Em diversas ocasiões, o PPCUB foi considerado prioridade,mas acabou não sendo votado em nenhuma delas. A votação acontecerá ainda neste governo?
Sem dúvida. Vai ser votado e nós não vamos descansar no mês de janeiro. Vamos trabalhar intensamente para que a gente possa melhorar o máximo possível o PPCUB, a ponto de poder votar sem resistência como as que nós estamos vendo por aí. Temos de compreender que parte das resistências são sinceras, no sentido de defender Brasília como patrimônio cultural da humanidade, e parte das resistências são uma construção político-partidária, já visando a disputa de 2014. Tem gente que quer derrotar o Agnelo para daí fazer inferências de que o PPCUB fazia isso e aquilo. O PPCUB não é uma coisa absurda. Contém imperfeições, imprecisões, mas não tem nada que agrida Brasília como patrimônio cultural. Pelo contrário, ele reafirma Brasília. E foi esse o sentido da retirada da primeira para o retorno agora, para que ele ficasse mais explícito como sendo um plano de preservação.
A senhora teme que votar o projeto com reprovação da população possa trazer prejuízo à imagem dos deputados e do governo?
Concordo com a posição que a presidenta do Iphan expressou no debate no Senado, ao dizer que Brasília precisa, sim, de um plano de preservação do conjunto urbanístico para que seja o documento balizador das ações fiscalizatórias do Iphan. Acho que Brasília precisa do PPCUB. Se não, não estaria entre as recomendações da Unesco que nós aprovássemos o PPCUB e um instrumento de gestão do patrimônio de Brasília. Realmente é uma deficiência séria que temos de superar.
A supressão dos pontos considerados polêmicos, por si só, viabiliza a aprovação do PPCUB?
Na verdade, o que os urbanistas se queixam é que não basta retirar, mas tem que ver o que pode se colocar no lugar. É esse o tipo de trabalho que nós vamos fazer agora em janeiro, para chegar a fevereiro em condições de já começar o processo de deliberação sobre o processo na Câmara, ou seja, nas comissões e no plenário.
As manifestações de junho foram um recado para os governos federal, estadual, do DF e também para o PT?

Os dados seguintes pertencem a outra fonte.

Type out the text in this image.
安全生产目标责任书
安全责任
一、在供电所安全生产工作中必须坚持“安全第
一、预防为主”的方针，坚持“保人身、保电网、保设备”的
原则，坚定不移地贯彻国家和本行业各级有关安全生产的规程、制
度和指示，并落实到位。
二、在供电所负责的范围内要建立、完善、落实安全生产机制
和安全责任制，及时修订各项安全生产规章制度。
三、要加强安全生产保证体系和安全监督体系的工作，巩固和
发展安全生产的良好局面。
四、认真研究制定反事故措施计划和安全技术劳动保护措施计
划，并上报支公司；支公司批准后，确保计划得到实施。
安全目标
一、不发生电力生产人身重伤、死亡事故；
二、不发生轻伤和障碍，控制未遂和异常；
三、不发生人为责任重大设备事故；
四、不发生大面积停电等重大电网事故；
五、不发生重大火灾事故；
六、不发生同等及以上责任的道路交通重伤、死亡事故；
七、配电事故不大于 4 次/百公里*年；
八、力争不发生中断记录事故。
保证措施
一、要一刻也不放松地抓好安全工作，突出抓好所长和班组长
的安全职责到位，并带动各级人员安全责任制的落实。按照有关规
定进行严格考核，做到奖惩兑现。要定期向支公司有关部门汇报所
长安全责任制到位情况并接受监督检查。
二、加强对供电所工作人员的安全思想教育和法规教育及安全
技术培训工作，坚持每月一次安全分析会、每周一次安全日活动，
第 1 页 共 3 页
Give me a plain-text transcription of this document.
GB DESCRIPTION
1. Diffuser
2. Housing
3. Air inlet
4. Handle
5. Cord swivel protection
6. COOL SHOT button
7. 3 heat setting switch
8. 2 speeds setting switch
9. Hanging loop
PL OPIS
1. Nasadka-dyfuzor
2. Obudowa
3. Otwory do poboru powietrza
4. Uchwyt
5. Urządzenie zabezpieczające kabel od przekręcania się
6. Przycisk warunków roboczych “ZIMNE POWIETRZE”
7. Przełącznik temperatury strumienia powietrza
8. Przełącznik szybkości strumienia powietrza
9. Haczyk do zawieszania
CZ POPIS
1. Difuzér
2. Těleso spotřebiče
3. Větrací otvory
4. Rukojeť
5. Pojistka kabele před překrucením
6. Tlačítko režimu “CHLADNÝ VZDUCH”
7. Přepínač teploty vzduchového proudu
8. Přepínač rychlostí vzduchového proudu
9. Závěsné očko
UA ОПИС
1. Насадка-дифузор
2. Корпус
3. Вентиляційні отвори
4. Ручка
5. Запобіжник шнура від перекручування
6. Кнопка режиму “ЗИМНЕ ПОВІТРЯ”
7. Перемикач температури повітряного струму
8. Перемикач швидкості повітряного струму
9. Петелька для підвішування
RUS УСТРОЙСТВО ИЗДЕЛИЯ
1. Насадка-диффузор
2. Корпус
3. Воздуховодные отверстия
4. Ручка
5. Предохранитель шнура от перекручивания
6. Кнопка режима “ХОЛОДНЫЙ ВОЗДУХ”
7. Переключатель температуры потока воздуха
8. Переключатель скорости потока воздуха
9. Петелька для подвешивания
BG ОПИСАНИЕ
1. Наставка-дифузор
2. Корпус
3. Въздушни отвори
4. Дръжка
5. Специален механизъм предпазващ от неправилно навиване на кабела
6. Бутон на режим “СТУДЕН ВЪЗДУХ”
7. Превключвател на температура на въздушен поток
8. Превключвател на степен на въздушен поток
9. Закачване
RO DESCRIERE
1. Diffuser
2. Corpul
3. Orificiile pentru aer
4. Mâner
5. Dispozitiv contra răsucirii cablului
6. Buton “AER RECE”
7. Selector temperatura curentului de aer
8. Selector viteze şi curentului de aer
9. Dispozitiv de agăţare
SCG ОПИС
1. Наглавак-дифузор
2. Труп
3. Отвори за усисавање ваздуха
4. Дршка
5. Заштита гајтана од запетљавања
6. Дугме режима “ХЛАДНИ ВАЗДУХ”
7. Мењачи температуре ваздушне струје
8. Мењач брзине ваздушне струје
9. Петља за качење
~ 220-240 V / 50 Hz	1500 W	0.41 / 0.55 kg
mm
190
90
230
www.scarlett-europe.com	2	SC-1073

Sem dúvida. Acho que as manifestações foram uma puxada de orelha em todos nós. A gente tinha um discurso um tanto ufanista. Quando a gente analisa os programas sociais e afirma que foram tiradas da extrema pobreza 37 milhões de brasileiros, isso é um dado impressionante. Quando a gente afirma que a mortalidade infantil já ultrapassou as exigências dos objetivos de desenvolvimento do milênio, também é fantástico. Mas vamos botar o pé no chão e entender que isso não basta. A população está exigindo de nós muito mais do que isso. Está exigindo a qualidade dos serviços públicos, que a vida da população que mora nas áreas urbanas melhore, sobretudo na questão da mobilidade urbana. É inadmissível que a pessoa gaste duas horas para ir trabalhar e duas horas para voltar. É o inferno. A presidenta Dilma foi muito feliz quando foi para a televisão e fez aquela proposta dos pactos. O primeiro pacto, que foi colocado na gaveta pelo Congresso, é o centro do que nós deveríamos estar defendendo hoje no Brasil: a necessidade de um congresso constituinte para fazer uma reforma política. Esse Congresso Nacional não vai fazer reforma política, pelo menos a que é necessária, porque o foco é a perspectiva de reprodução dos mandatos atuais. Não há interesse de mudar as regras do jogo. E acho que o presidencialismo de coalizão não tem mais sentido nesse País.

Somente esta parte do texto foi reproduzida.